I have read and followed a fair amount of Uncle Bob’s work but was not aware of Ousterhout till now. Bob says during the time the Clean Code book was written there was an anti-comment sentiment about and this matches my own experience. I agree with Ousterhout that it’s taken too far in his book though.
I wonder if there is another factor at play - some people/cultures prefer high context communication and some less. Bob seems clearly to prefer low context i.e. the burden is on the (code) reader to educate themselves. Whereas John makes it a matter of professional behaviour that we make the next reader’s work as simple as possible by commenting code as appropriate.
Surely it’s better to assume high context is needed and provide it (within reason) versus only catering for low context. As Bob discovered he became a low context person when he returned to his own code after some time had passed.

Absolutely, if I remember right he leans back on having experienced bad comments more often than helpful ones. John questions this. I think it is close to dogma with Bob on this.
Quote from https://en.wikipedia.org/wiki/High-context_and_low-context_cultures
Now I’m not making a strong claim that Bob and John are from different ends of the context spectrum. However it seems to me that Bob believes there is enough ‘context’ available in code and in coders themselves to communicate all meaning without comments.
Even Bob’s diagram, to help explain the primes algorithm, assumes high context in the reader. It’s lacking any labels or key - we are just supposed to see what he means if we stare hard enough at it. If we are already immersed in the problem space then this might work but its so inefficient for anyone else.
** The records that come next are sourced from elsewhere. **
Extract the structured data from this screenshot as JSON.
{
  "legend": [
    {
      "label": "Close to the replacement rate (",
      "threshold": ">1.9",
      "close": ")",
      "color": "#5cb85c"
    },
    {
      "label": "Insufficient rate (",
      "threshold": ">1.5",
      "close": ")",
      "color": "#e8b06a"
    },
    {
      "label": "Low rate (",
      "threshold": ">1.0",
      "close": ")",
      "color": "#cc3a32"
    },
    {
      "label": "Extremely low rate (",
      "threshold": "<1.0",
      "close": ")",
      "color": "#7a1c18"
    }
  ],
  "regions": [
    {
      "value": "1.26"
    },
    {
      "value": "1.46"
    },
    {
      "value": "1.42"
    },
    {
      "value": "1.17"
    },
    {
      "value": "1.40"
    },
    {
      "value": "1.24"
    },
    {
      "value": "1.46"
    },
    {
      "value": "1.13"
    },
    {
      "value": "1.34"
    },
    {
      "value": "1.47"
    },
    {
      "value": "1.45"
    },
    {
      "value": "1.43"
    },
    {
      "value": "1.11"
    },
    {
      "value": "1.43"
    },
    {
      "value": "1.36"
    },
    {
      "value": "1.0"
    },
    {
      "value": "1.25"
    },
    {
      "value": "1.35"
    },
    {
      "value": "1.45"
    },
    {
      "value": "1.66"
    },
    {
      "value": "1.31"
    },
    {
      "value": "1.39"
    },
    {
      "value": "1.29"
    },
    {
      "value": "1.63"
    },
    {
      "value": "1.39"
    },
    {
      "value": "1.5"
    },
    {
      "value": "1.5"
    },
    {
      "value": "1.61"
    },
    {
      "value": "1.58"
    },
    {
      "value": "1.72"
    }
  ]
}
And once we step away from our code for even a short time we are that someone else. We are going to waste a lot of time rediscovering how the algorithm works. A case John makes convincingly I think.
Code cannot replace comments. The primes algorithm avoids division I believe but this is not clear from the code alone. A reader might work this out eventually but a comment saves so much time. Could the code be refactored to clearly express the avoidance of division? Yes there’s probably a way, but imagine how bad that code would read and what a waste of time just to avoid a comment.